Another big flaw in the current GDP methodology is caused by the GST-related disruption. The CSO has partly used the VAT collected by the states on petroleum as a proxy to estimate growth in the service sectors like small trade, restaurants and hotels. This is because the GST collection data for small trade, restaurants, hotels etc. is very sketchy at present. So CSO partially used petrol/diesel VAT collection to project growth in these enterprises. Former chief statistician of India Pronab Sen says this is totally flawed, as petroleum retail taxes are levied on oil companies – which are essentially manufacturing companies – and their VAT cannot be used as proxy to determine the output of small trade services which continued to reel from the effects of demonetisation this fiscal. Therefore, one really doesn’t know what the real GDP numbers will turn out to be in 2017-18.
The economic shock and the mess of GST implementation also led to India’s exports underperforming its emerging market peers in Asia and Latin America. China, Bangladesh, Vietnam, Taiwan and South Korea have taken advantage of the recovery in global trade and output in 2017, but India has been left out of this.
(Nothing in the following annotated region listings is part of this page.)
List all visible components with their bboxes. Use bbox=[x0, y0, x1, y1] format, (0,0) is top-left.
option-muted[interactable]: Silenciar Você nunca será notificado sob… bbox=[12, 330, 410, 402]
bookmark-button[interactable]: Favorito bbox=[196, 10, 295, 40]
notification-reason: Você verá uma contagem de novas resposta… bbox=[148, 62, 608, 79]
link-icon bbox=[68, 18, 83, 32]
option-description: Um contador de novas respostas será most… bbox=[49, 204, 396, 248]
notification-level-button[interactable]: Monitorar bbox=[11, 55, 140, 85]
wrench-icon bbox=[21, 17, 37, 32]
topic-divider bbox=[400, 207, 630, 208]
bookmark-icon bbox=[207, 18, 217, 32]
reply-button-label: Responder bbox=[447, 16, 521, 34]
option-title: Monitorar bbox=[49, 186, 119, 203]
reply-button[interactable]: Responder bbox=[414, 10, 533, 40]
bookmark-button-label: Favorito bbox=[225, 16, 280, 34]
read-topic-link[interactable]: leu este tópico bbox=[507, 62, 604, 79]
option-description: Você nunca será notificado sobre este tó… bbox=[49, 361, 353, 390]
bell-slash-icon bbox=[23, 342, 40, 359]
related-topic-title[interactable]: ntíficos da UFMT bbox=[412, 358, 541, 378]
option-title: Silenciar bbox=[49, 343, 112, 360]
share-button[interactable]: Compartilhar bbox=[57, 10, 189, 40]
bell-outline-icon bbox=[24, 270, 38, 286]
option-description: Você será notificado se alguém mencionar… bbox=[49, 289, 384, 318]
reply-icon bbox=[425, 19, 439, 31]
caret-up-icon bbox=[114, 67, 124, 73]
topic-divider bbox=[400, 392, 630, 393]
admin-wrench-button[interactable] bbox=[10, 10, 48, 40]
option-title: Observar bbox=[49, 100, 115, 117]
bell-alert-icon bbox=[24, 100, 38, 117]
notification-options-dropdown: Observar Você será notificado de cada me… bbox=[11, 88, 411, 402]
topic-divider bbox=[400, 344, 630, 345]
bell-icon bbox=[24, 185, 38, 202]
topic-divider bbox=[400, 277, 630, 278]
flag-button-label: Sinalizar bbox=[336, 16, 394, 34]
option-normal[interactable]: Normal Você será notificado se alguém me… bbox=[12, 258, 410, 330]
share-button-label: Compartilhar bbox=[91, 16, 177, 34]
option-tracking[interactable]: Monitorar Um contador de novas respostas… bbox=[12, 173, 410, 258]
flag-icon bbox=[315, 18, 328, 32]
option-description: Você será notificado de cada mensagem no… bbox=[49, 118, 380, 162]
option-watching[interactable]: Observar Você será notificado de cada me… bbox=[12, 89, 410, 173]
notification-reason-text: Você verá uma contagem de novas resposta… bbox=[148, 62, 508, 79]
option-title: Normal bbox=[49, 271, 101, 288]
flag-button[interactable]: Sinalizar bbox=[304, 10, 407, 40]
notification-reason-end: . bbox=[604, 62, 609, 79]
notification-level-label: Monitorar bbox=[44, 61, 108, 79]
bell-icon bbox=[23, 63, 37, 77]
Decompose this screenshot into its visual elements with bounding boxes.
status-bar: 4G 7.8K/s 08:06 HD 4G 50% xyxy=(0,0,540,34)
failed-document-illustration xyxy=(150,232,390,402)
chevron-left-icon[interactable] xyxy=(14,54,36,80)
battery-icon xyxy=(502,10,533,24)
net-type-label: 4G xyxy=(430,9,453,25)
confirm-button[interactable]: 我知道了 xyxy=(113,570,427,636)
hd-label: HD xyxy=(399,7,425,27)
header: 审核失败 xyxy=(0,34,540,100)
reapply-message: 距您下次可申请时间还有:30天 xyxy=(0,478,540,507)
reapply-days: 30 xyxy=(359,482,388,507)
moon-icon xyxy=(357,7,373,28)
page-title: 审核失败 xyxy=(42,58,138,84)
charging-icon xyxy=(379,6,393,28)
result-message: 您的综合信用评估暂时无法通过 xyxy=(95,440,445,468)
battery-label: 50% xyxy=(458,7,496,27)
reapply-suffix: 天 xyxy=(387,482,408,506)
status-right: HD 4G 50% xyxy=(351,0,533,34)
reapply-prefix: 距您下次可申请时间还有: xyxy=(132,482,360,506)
In an article published recently in the Times of India, Ruchir Sharma, head of emerging market investments for Morgan Stanley, argued that three-fourths of world economies this year have experienced higher GDP growth, exports and lower unemployment. India, however, is among the one-fourth minority not to have experienced this upside. Sharma says unemployment is at a multi-decade low in many developed economies and even developing ones like China, Brazil and Russia are improving on this front. He says sub-par export performance by India cannot be attributed to a strengthening rupee, as other emerging market currencies have also strengthened against the dollar. In the end, the only possible reason for India staying out of the current robust global recovery in output and employment is the twin shock of demonetisation and messy GST implementation. One recalls how both Modi and Jaitley announced in 2014 end that except India, all other BRICS nations were in decline; and they blamed the UPA for everything. The boot seems to be on the other leg this time.